Dívida pública de Cabo Verde passa a estável, mas continua elevada

14/10/2016 07:52 - Modificado em 14/10/2016 07:52

bcvNa última semana, Cabo Verde viu a China perdoar-lhe a dívida e, agora, a Standard&Poors a alterar a perspectiva do rating da dívida pública de Cabo Verde de negativo para estável. 

 

A perspectiva positiva que se espera para o aumento do crescimento económico e da melhoria na performance da política orçamental, segundo a agência de rating, vai contribuir para a estabilização do elevado nível da dívida pública.

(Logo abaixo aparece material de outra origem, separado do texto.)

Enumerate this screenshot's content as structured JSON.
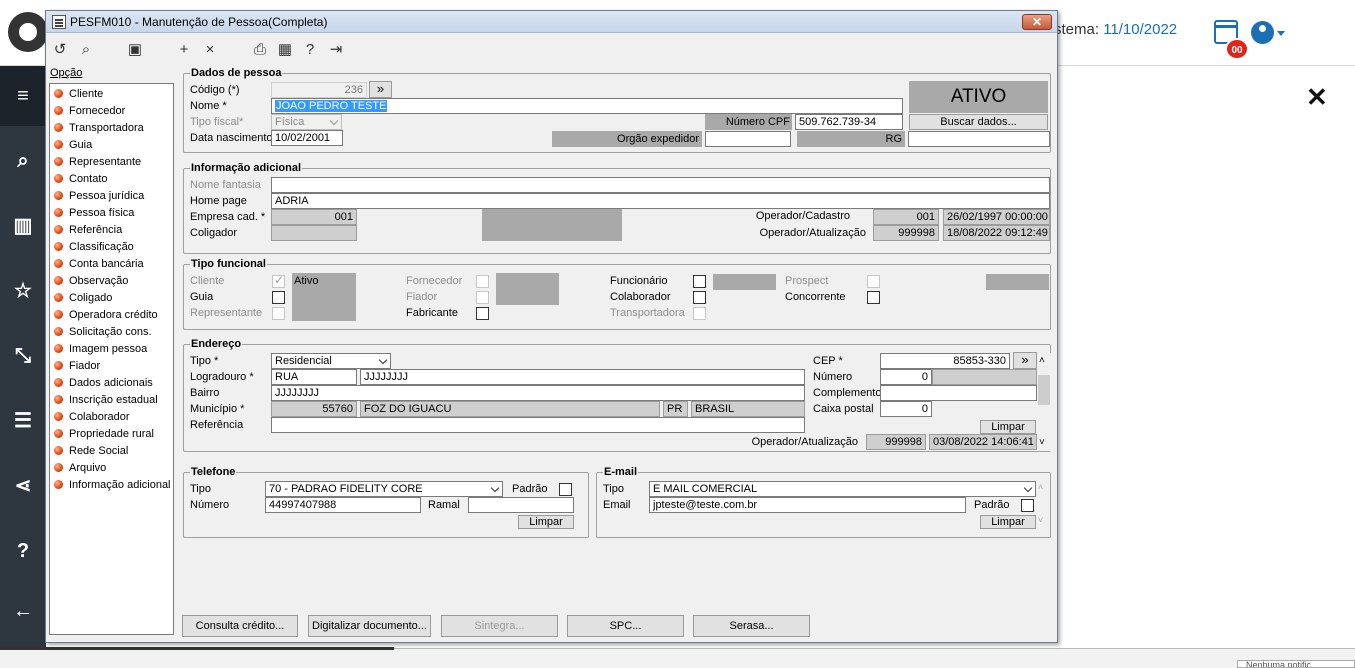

Apesar da melhoria no rating estima-se que a dívida pública vai atingir os 125 por cento do PIB até ao final do ano, fazendo com que o país seja o sexto país mais endividado, dentro dos países classificados pela agência. Em nota enviada, o Governo explica que parte da dividia é concessional, com maturidade alargada e baixas taxas de juro. E cerca de três quartos da dívida está denominada em moeda estrangeira, o que se traduz num risco para a economia. Haverá ainda “uma maior pressão sobre as finanças públicas à medida que o período de carência expirar e as amortizações das dívidas aumentarão nas próximas décadas”. A qualificação do país para pais de rendimento médio tornou mais difícil o acesso aos créditos concessionais.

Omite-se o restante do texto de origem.